Abstract

In the lungs, parenchymal and vascular remodelling share pathomechanisms that may explain the relatively high prevalence (30-40%) of pulmonary hypertension (PH) in interstitial lung disease (ILD) patients. Notably, PH significantly contributes to exercise limitation and dismal prognosis of ILD patients. The absence of specific clinical symptoms commonly leads to delayed diagnosis. Besides clinical judgment and out-of-proportion reduction in diffusing capacity, severe hypoxaemia or exercise oxygen desaturation, echocardiography and biomarkers such as B-type natriuretic peptide (BNP) and N-terminal pro-hormone BNP are potentially helpful tools in identifying PH. However, right heart catheterisation is still necessary to confirm the diagnosis. Management of PH in ILD comprises treatment of the underlying disease process and long-term oxygen therapy. Affected patients should be listed for lung transplantation without delay, when appropriate.
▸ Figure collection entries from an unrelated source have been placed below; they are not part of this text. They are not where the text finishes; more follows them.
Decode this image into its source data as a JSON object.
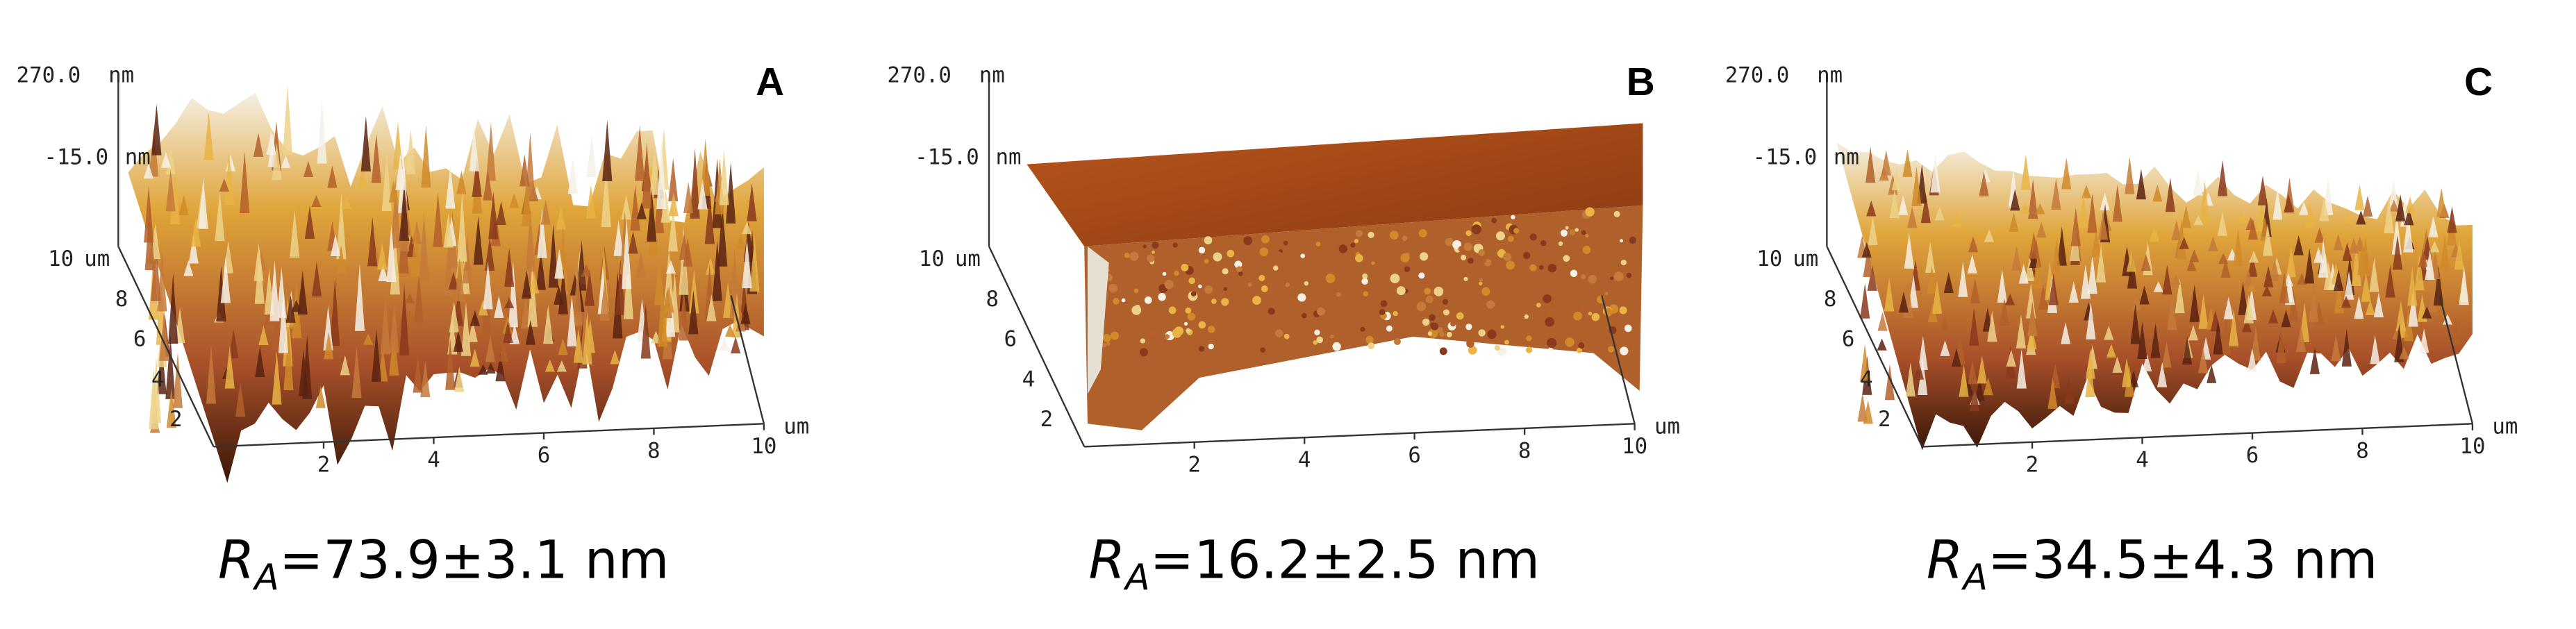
{
  "panels": [
    {
      "label": "A",
      "z_labels": [
        "270.0",
        "-15.0"
      ],
      "z_unit": "nm",
      "ticks": [
        "2",
        "4",
        "6",
        "8",
        "10"
      ],
      "unit": "um",
      "caption": {
        "symbol": "R",
        "subscript": "A",
        "text": "=73.9±3.1 nm"
      }
    },
    {
      "label": "B",
      "z_labels": [
        "270.0",
        "-15.0"
      ],
      "z_unit": "nm",
      "ticks": [
        "2",
        "4",
        "6",
        "8",
        "10"
      ],
      "unit": "um",
      "caption": {
        "symbol": "R",
        "subscript": "A",
        "text": "=16.2±2.5 nm"
      }
    },
    {
      "label": "C",
      "z_labels": [
        "270.0",
        "-15.0"
      ],
      "z_unit": "nm",
      "ticks": [
        "2",
        "4",
        "6",
        "8",
        "10"
      ],
      "unit": "um",
      "caption": {
        "symbol": "R",
        "subscript": "A",
        "text": "=34.5±4.3 nm"
      }
    }
  ]
}
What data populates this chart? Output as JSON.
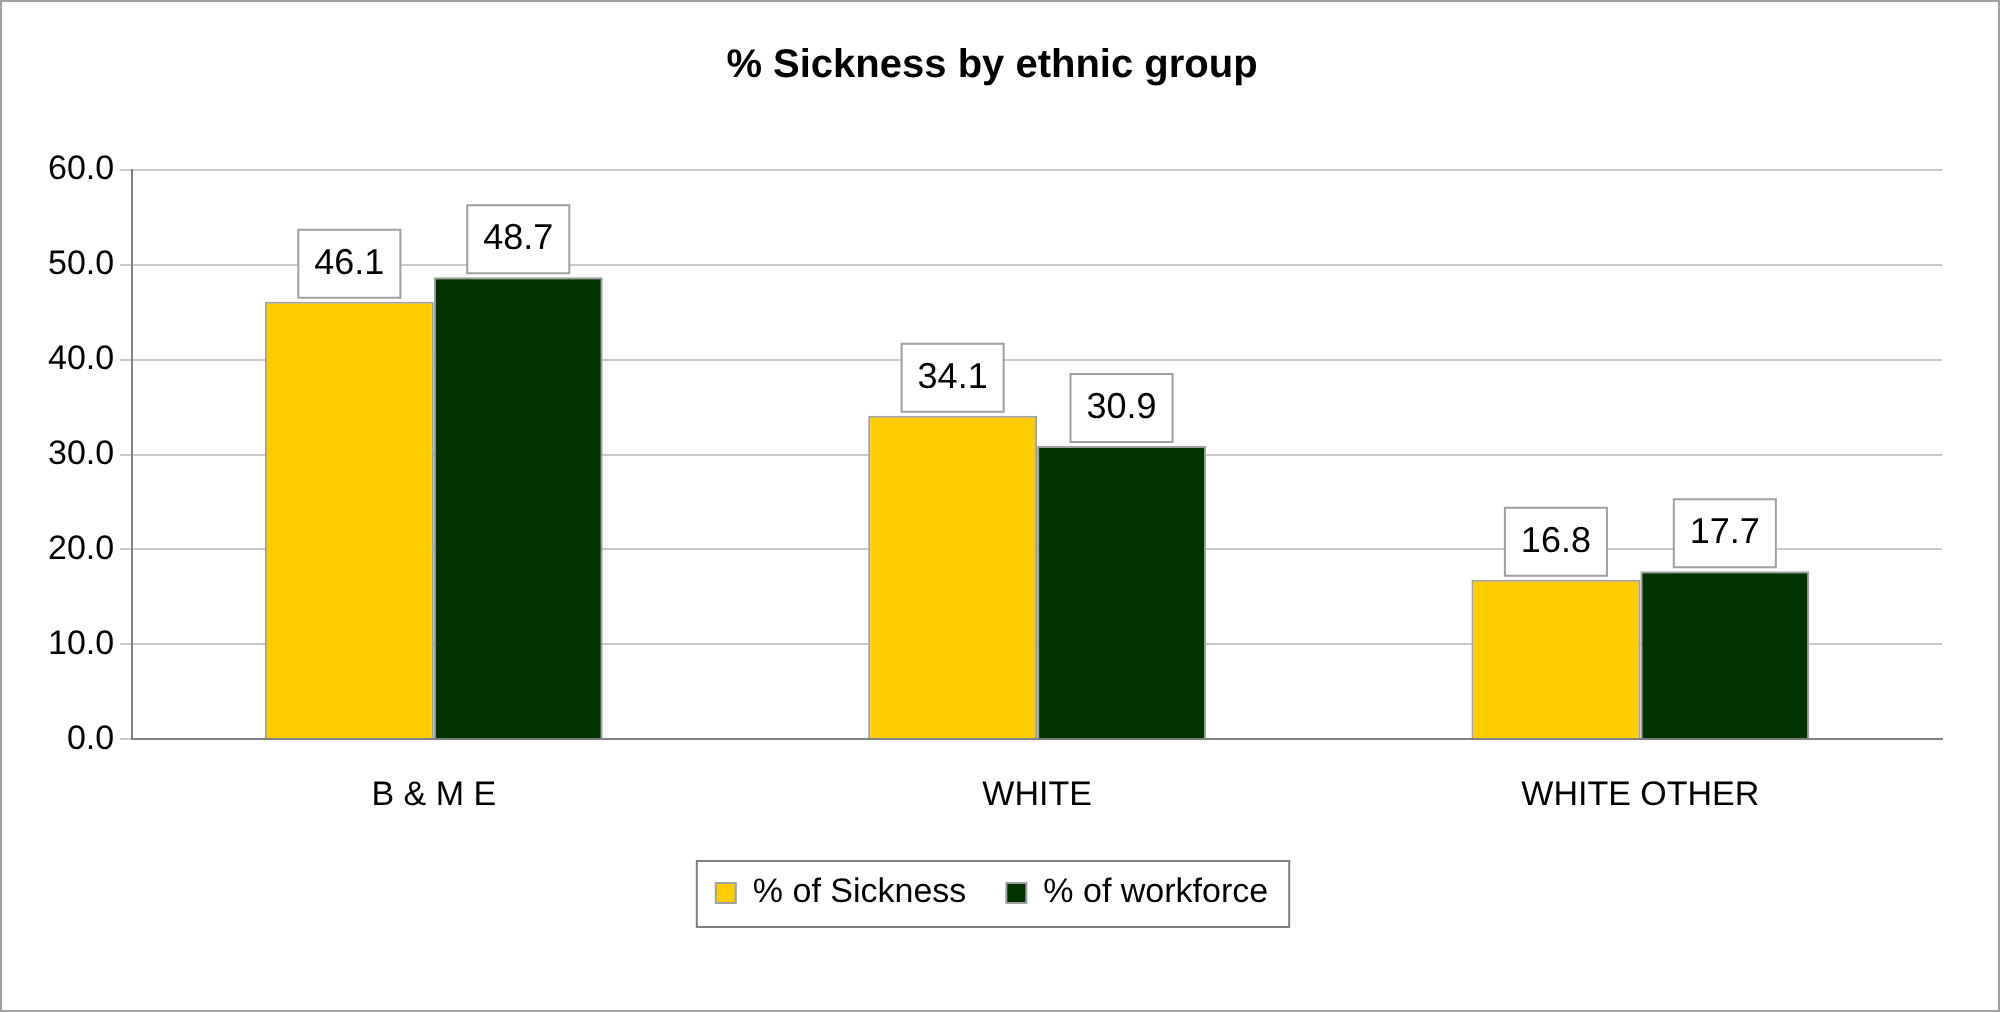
{
  "chart_data": {
    "type": "bar",
    "title": "% Sickness by ethnic group",
    "categories": [
      "B & M E",
      "WHITE",
      "WHITE OTHER"
    ],
    "series": [
      {
        "name": "% of Sickness",
        "color": "#ffcc00",
        "values": [
          46.1,
          34.1,
          16.8
        ]
      },
      {
        "name": "% of workforce",
        "color": "#003300",
        "values": [
          48.7,
          30.9,
          17.7
        ]
      }
    ],
    "ylim": [
      0,
      60
    ],
    "yticks": [
      {
        "value": 0,
        "label": "0.0"
      },
      {
        "value": 10,
        "label": "10.0"
      },
      {
        "value": 20,
        "label": "20.0"
      },
      {
        "value": 30,
        "label": "30.0"
      },
      {
        "value": 40,
        "label": "40.0"
      },
      {
        "value": 50,
        "label": "50.0"
      },
      {
        "value": 60,
        "label": "60.0"
      }
    ],
    "grid": "y",
    "legend": "bottom",
    "data_labels": true
  }
}
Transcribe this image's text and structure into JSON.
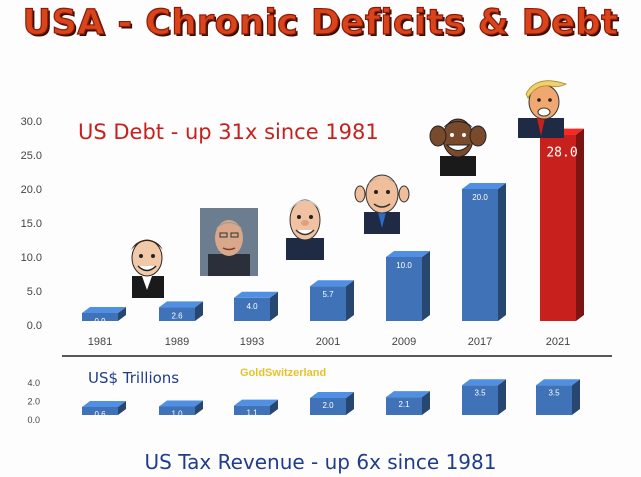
{
  "title": "USA - Chronic Deficits & Debt",
  "debt_annotation": "US Debt  -  up 31x since 1981",
  "unit_label": "US$ Trillions",
  "watermark": "GoldSwitzerland",
  "tax_annotation": "US Tax Revenue  - up 6x since 1981",
  "colors": {
    "bar_blue": "#3f72b6",
    "bar_red": "#c8201c",
    "title": "#d9441a",
    "annotation_red": "#c8201c",
    "annotation_blue": "#1f3d8c"
  },
  "portraits": [
    "caricature-1981",
    "portrait-1989",
    "caricature-1993",
    "caricature-2001",
    "caricature-2009",
    "caricature-2021"
  ],
  "chart_data": [
    {
      "type": "bar",
      "title": "",
      "categories": [
        "1981",
        "1989",
        "1993",
        "2001",
        "2009",
        "2017",
        "2021"
      ],
      "values": [
        0.9,
        2.6,
        4.0,
        5.7,
        10.0,
        20.0,
        28.0
      ],
      "value_labels": [
        "0.9",
        "2.6",
        "4.0",
        "5.7",
        "10.0",
        "20.0",
        "28.0"
      ],
      "y_ticks": [
        "0.0",
        "5.0",
        "10.0",
        "15.0",
        "20.0",
        "25.0",
        "30.0"
      ],
      "ylim": [
        0,
        30
      ],
      "highlight_index": 6,
      "grid": false
    },
    {
      "type": "bar",
      "title": "",
      "categories": [
        "1981",
        "1989",
        "1993",
        "2001",
        "2009",
        "2017",
        "2021"
      ],
      "values": [
        0.6,
        1.0,
        1.1,
        2.0,
        2.1,
        3.5,
        3.5
      ],
      "value_labels": [
        "0.6",
        "1.0",
        "1.1",
        "2.0",
        "2.1",
        "3.5",
        "3.5"
      ],
      "y_ticks": [
        "0.0",
        "2.0",
        "4.0"
      ],
      "ylim": [
        0,
        4
      ],
      "grid": false
    }
  ]
}
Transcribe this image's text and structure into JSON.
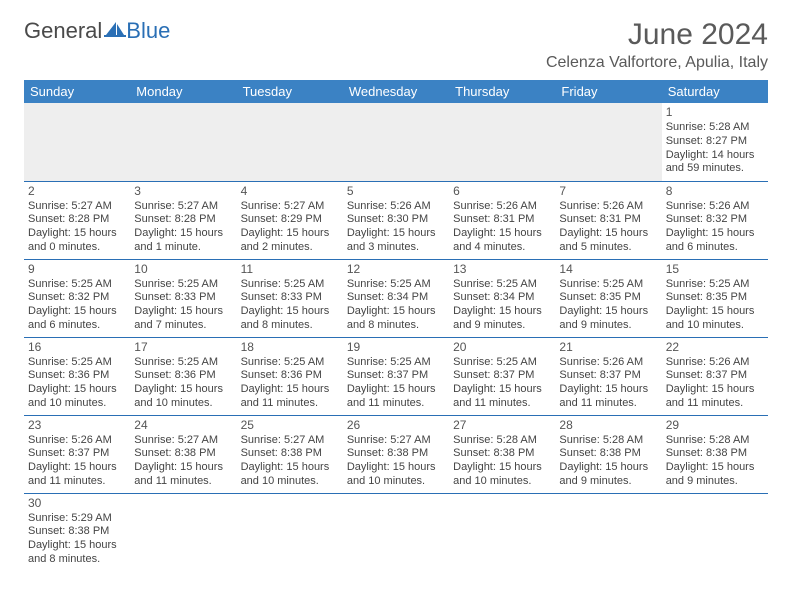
{
  "brand": {
    "general": "General",
    "blue": "Blue"
  },
  "title": "June 2024",
  "location": "Celenza Valfortore, Apulia, Italy",
  "colors": {
    "header_bg": "#3b82c4",
    "header_fg": "#ffffff",
    "row_border": "#2a6fb5",
    "empty_bg": "#eeeeee",
    "text": "#444444",
    "brand_blue": "#2a6fb5"
  },
  "weekdays": [
    "Sunday",
    "Monday",
    "Tuesday",
    "Wednesday",
    "Thursday",
    "Friday",
    "Saturday"
  ],
  "labels": {
    "sunrise": "Sunrise:",
    "sunset": "Sunset:",
    "daylight": "Daylight:"
  },
  "weeks": [
    [
      null,
      null,
      null,
      null,
      null,
      null,
      {
        "d": "1",
        "rise": "5:28 AM",
        "set": "8:27 PM",
        "dl1": "14 hours",
        "dl2": "and 59 minutes."
      }
    ],
    [
      {
        "d": "2",
        "rise": "5:27 AM",
        "set": "8:28 PM",
        "dl1": "15 hours",
        "dl2": "and 0 minutes."
      },
      {
        "d": "3",
        "rise": "5:27 AM",
        "set": "8:28 PM",
        "dl1": "15 hours",
        "dl2": "and 1 minute."
      },
      {
        "d": "4",
        "rise": "5:27 AM",
        "set": "8:29 PM",
        "dl1": "15 hours",
        "dl2": "and 2 minutes."
      },
      {
        "d": "5",
        "rise": "5:26 AM",
        "set": "8:30 PM",
        "dl1": "15 hours",
        "dl2": "and 3 minutes."
      },
      {
        "d": "6",
        "rise": "5:26 AM",
        "set": "8:31 PM",
        "dl1": "15 hours",
        "dl2": "and 4 minutes."
      },
      {
        "d": "7",
        "rise": "5:26 AM",
        "set": "8:31 PM",
        "dl1": "15 hours",
        "dl2": "and 5 minutes."
      },
      {
        "d": "8",
        "rise": "5:26 AM",
        "set": "8:32 PM",
        "dl1": "15 hours",
        "dl2": "and 6 minutes."
      }
    ],
    [
      {
        "d": "9",
        "rise": "5:25 AM",
        "set": "8:32 PM",
        "dl1": "15 hours",
        "dl2": "and 6 minutes."
      },
      {
        "d": "10",
        "rise": "5:25 AM",
        "set": "8:33 PM",
        "dl1": "15 hours",
        "dl2": "and 7 minutes."
      },
      {
        "d": "11",
        "rise": "5:25 AM",
        "set": "8:33 PM",
        "dl1": "15 hours",
        "dl2": "and 8 minutes."
      },
      {
        "d": "12",
        "rise": "5:25 AM",
        "set": "8:34 PM",
        "dl1": "15 hours",
        "dl2": "and 8 minutes."
      },
      {
        "d": "13",
        "rise": "5:25 AM",
        "set": "8:34 PM",
        "dl1": "15 hours",
        "dl2": "and 9 minutes."
      },
      {
        "d": "14",
        "rise": "5:25 AM",
        "set": "8:35 PM",
        "dl1": "15 hours",
        "dl2": "and 9 minutes."
      },
      {
        "d": "15",
        "rise": "5:25 AM",
        "set": "8:35 PM",
        "dl1": "15 hours",
        "dl2": "and 10 minutes."
      }
    ],
    [
      {
        "d": "16",
        "rise": "5:25 AM",
        "set": "8:36 PM",
        "dl1": "15 hours",
        "dl2": "and 10 minutes."
      },
      {
        "d": "17",
        "rise": "5:25 AM",
        "set": "8:36 PM",
        "dl1": "15 hours",
        "dl2": "and 10 minutes."
      },
      {
        "d": "18",
        "rise": "5:25 AM",
        "set": "8:36 PM",
        "dl1": "15 hours",
        "dl2": "and 11 minutes."
      },
      {
        "d": "19",
        "rise": "5:25 AM",
        "set": "8:37 PM",
        "dl1": "15 hours",
        "dl2": "and 11 minutes."
      },
      {
        "d": "20",
        "rise": "5:25 AM",
        "set": "8:37 PM",
        "dl1": "15 hours",
        "dl2": "and 11 minutes."
      },
      {
        "d": "21",
        "rise": "5:26 AM",
        "set": "8:37 PM",
        "dl1": "15 hours",
        "dl2": "and 11 minutes."
      },
      {
        "d": "22",
        "rise": "5:26 AM",
        "set": "8:37 PM",
        "dl1": "15 hours",
        "dl2": "and 11 minutes."
      }
    ],
    [
      {
        "d": "23",
        "rise": "5:26 AM",
        "set": "8:37 PM",
        "dl1": "15 hours",
        "dl2": "and 11 minutes."
      },
      {
        "d": "24",
        "rise": "5:27 AM",
        "set": "8:38 PM",
        "dl1": "15 hours",
        "dl2": "and 11 minutes."
      },
      {
        "d": "25",
        "rise": "5:27 AM",
        "set": "8:38 PM",
        "dl1": "15 hours",
        "dl2": "and 10 minutes."
      },
      {
        "d": "26",
        "rise": "5:27 AM",
        "set": "8:38 PM",
        "dl1": "15 hours",
        "dl2": "and 10 minutes."
      },
      {
        "d": "27",
        "rise": "5:28 AM",
        "set": "8:38 PM",
        "dl1": "15 hours",
        "dl2": "and 10 minutes."
      },
      {
        "d": "28",
        "rise": "5:28 AM",
        "set": "8:38 PM",
        "dl1": "15 hours",
        "dl2": "and 9 minutes."
      },
      {
        "d": "29",
        "rise": "5:28 AM",
        "set": "8:38 PM",
        "dl1": "15 hours",
        "dl2": "and 9 minutes."
      }
    ],
    [
      {
        "d": "30",
        "rise": "5:29 AM",
        "set": "8:38 PM",
        "dl1": "15 hours",
        "dl2": "and 8 minutes."
      },
      null,
      null,
      null,
      null,
      null,
      null
    ]
  ]
}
However, due to age and comorbidities only a minority of ILD patients will be eligible for lung transplantation. In the absence of satisfactory therapies for many ILDs, and considering the clinical burden of PH in affected patients, specific vasomodulatory therapies presently approved for PAH may be promising options for ILD patients. Consequently, there is an urgent need for adequately designed clinical trials to assess the effectiveness of specific PH therapy in the context of ILDs.